The regulations/notice of proposed rule making are extensive, complex and represent over 500 pages of guidance, although certain provisions and clarifications represent favorable rules based on comments received.

The rules clarify current law, comments received and explanations why they were, or were not, considered.  Thus, a detailed review refreshes such insights into the long history of the international tax provisions.

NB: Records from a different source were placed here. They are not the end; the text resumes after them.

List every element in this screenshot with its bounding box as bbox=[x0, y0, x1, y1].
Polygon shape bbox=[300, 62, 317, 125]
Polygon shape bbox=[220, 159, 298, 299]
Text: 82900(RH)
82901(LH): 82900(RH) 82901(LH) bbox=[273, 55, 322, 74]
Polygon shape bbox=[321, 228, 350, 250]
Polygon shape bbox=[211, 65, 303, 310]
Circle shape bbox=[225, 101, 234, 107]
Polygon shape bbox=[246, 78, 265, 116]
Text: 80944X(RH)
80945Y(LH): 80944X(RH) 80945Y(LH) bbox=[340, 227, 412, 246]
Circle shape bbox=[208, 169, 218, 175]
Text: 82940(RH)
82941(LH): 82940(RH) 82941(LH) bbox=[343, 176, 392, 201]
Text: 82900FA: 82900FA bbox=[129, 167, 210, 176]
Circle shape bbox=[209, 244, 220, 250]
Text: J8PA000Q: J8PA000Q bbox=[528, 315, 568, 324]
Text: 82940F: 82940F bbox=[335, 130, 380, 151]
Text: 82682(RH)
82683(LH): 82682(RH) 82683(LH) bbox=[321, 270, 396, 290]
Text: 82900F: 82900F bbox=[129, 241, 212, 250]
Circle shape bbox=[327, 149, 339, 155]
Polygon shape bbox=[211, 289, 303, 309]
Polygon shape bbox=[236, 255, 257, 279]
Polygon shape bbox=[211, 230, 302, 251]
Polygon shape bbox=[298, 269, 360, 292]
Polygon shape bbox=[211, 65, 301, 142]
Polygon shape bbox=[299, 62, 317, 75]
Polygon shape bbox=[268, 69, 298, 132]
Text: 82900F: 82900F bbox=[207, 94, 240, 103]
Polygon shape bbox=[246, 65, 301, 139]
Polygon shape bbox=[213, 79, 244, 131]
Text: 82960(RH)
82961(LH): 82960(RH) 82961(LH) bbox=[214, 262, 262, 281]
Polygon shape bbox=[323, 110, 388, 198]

https://s3.amazonaws.com/public-inspection.federalregister.gov/2019-12436.pdf

https://s3.amazonaws.com/public-inspection.federalregister.gov/2019-12442.pdf

https://s3.amazonaws.com/public-inspection.federalregister.gov/2019-12437.pdf

https://s3.amazonaws.com/public-inspection.federalregister.gov/2019-12441.pdf

GILTI Reg’s: TEI’s response

The Tax Executives Institute (TEI) provided insgihtful comments to the recently issued GILTI Proposed Regulations, addressing the following main points:

  • Proposed regulation section 1.951A-3(h)(1) (the “temporarily held property rule”) provides that temporarily held property acquired with “a principal purpose” of reducing a U.S. shareholder’s GILTI inclusion will be disregarded
  • Basis adjustment rule for tested losses
  • Only used tested losses should increase Subpart F E&P
  • Basis reductions should only apply to actual transfers of stock
  • Deemed Sec. 367(d) expense should reduce tested income
  • Prop. Reg. § 1.951A-2(c)(5) anti-abuse rule (and authority to issue such rule)

TEI’s comments are well reasoned and should be reviewed to further understand the complexities, and need for added clarification going forward.